A new study published in the Proceedings of the National Academy of Sciences (PNAS) found AI-generated messages made recipients feel more “heard” than messages generated by untrained humans, and that AI was better at detecting emotions than these individuals. However, recipients reported feeling less heard when they learned a message came from AI.
As AI becomes more ubiquitous in daily life, understanding its potential and limitations in meeting human psychological needs becomes more pertinent.
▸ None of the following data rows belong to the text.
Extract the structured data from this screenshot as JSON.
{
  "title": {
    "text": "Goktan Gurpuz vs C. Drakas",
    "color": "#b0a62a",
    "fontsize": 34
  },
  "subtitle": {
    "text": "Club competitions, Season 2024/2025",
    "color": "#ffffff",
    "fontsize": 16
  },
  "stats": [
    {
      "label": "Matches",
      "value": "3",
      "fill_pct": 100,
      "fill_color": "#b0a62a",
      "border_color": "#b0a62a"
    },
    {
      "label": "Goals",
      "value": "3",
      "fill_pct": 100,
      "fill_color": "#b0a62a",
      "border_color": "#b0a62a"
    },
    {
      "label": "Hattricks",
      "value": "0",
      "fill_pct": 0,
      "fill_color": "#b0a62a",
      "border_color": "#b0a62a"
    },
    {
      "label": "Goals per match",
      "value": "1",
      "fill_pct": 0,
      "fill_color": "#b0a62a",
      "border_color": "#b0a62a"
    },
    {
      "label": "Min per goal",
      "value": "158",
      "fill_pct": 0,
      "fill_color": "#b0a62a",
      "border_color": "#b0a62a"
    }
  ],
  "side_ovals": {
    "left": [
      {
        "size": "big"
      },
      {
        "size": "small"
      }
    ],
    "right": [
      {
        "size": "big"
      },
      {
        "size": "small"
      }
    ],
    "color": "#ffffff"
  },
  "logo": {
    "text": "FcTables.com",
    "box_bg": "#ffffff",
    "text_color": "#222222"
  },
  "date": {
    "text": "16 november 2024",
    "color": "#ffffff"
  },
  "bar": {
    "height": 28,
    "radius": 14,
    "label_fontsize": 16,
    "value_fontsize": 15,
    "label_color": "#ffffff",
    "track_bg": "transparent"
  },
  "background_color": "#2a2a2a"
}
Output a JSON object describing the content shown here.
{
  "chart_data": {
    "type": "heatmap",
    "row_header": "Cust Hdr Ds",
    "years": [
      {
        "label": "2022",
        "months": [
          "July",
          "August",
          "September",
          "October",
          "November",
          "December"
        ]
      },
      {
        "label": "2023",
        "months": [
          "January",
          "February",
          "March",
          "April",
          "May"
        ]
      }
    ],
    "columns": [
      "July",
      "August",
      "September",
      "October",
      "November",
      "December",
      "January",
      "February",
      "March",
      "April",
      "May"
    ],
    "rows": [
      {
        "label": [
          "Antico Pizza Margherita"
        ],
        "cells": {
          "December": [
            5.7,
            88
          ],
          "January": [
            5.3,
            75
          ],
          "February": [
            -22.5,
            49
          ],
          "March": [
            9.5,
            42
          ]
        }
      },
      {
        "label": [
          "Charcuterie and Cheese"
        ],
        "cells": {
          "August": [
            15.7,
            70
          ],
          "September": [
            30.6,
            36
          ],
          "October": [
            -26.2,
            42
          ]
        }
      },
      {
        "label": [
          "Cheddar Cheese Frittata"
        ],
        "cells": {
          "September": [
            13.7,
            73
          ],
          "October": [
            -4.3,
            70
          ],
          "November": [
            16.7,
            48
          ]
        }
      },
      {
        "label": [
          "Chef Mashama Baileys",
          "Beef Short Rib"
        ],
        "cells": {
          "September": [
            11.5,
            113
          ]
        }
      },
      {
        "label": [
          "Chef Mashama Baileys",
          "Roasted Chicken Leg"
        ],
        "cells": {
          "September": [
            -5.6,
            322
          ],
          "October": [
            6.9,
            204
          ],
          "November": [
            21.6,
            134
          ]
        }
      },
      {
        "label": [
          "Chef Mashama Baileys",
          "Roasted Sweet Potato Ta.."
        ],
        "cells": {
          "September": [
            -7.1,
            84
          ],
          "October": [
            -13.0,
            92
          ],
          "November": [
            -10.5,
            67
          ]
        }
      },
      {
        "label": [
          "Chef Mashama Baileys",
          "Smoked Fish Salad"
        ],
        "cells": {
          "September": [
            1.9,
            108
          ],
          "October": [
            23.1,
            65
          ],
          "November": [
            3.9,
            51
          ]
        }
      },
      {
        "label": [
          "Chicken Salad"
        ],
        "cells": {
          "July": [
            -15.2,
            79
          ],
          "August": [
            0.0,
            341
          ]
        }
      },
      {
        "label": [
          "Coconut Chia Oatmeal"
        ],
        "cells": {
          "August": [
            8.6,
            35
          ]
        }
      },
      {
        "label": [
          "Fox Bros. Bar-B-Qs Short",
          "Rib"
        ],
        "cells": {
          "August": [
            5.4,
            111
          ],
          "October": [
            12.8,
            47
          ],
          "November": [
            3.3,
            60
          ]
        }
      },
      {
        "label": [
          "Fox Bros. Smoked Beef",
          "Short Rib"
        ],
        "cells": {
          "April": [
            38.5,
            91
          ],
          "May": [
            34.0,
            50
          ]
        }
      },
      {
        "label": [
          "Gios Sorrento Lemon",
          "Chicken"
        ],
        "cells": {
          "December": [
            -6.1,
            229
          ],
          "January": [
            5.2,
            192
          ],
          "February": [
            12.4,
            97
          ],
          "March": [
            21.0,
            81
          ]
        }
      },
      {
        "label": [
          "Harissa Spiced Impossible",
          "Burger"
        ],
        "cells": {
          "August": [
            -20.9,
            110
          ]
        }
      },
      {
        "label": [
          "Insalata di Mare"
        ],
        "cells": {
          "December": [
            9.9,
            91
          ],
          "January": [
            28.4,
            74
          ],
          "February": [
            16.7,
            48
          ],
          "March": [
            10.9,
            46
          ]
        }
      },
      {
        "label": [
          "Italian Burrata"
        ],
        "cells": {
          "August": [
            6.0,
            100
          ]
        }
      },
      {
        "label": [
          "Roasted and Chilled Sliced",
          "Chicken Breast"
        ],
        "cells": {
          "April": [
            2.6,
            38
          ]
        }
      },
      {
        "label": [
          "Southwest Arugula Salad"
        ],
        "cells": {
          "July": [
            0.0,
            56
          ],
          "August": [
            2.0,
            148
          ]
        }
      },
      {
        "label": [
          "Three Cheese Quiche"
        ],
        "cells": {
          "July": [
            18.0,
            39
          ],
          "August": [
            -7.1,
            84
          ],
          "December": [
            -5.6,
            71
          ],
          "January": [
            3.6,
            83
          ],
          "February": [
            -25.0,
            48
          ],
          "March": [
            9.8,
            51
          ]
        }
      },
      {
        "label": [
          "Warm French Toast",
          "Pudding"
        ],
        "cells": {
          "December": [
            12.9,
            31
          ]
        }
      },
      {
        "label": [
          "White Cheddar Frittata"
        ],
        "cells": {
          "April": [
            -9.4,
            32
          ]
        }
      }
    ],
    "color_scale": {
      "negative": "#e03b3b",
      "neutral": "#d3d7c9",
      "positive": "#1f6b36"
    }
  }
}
With dwindling empathetic connections in a fast-paced world, many are finding their human needs for feeling heard and validated increasingly unmet.
The research conducted by Yidan Yin, Nan Jia, and Cheryl J. Wakslak from the USC Marshall School of Business addresses a pivotal question: Can AI, which lacks human consciousness and emotional experience, succeed in making people feel heard and understood?
“In the context of an increasing loneliness epidemic, a large part of our motivation was to see whether AI can actually help people feel heard,” said the paper’s first author, Yidan Yin, a postdoctoral researcher at the Lloyd Greif Center for Entrepreneurial Studies at USC Marshall.
The team’s findings highlight not only the potential of AI to augment human capacity for understanding and communication, but raises important conceptual questions about the meaning of being heard and practical questions about how best to leverage AI’s strengths to support greater human flourishing.
In an experiment and subsequent follow-up study, “we identified that while AI demonstrates enhanced potential compared to non-trained human responders to provide emotional support, the devaluation of AI responses poses a key challenge for effectively deploying AI’s capabilities,” said Nan Jia, associate professor of strategic management.
The USC Marshall research team investigated people’s feelings of being heard and other related perceptions and emotions after receiving a response from either AI or a human. The survey varied both the actual source of the message and the ostensible source of the message: Participants received messages that were actually generated by an AI or by a human responder, with the information that it was either AI or human generated.
“What we found was that both the actual source of the message and the presumed source of the message played a role,” said Cheryl Wakslak, associate professor of management and organization at USC Marshall. “People felt more heard when they received an AI than a human message, but when they believed a message came from AI this made them feel less heard.”
AI bias
Yin noted that their research “basically finds a bias against AI. It’s useful, but they don’t like it.”
Perceptions about AI are bound to change, added Wakslak, “Of course these effects may change over time, but one of the interesting things we found was that the two effects we observed were fairly similar in magnitude. Whereas there is a positive effect of getting an AI message, there is a similar degree of response bias when a message is identified as coming from AI, leading the two effects to essentially cancel each other out.”
Individuals further reported an “uncanny valley” response — a sense of unease when made aware that the empathetic response originated from AI, highlighting the complex emotional landscape navigated by AI-human interactions.
The research survey also asked participants about their general openness to AI, which moderated some of the effects, explained Wakslak.
“People who feel more positively toward AI don’t exhibit the response penalty as much and that’s intriguing because over time, will people gain more positive attitudes toward AI?” she posed. “That remains to be seen … but it will be interesting to see how this plays out as people’s familiarity and experience with AI grows.”
AI offers better emotional support
The study highlighted important nuances. Responses generated by AI were associated with increased hope and lessened distress, indicating a positive emotional effect on recipients. AI also demonstrated a more disciplined approach than humans in offering emotional support and refrained from making overwhelming practical suggestions.
Yin explained that, “Ironically, AI was better at using emotional support strategies that have been shown in prior research to be empathetic and validating. Humans may potentially learn from AI because a lot of times when our significant others are complaining about something, we want to provide that validation, but we don’t know how to effectively do so.”
Instead of AI replacing humans, the research points to different advantages of AI and human responses. The advanced technology could become a valuable tool, empowering humans to use AI to help them better understand one another and learn how to respond in ways that provide emotional support and demonstrate understanding and validation.
Overall, the paper’s findings have important implications for the integration of AI into more social contexts. Leveraging AI’s capabilities might provide an inexpensive scalable solution for social support, especially for those who might otherwise lack access to individuals who can provide them with such support. However, as the research team notes, their findings suggest that it is critical to give careful consideration to how AI is presented and perceived in order to maximize its benefits and reduce any negative responses.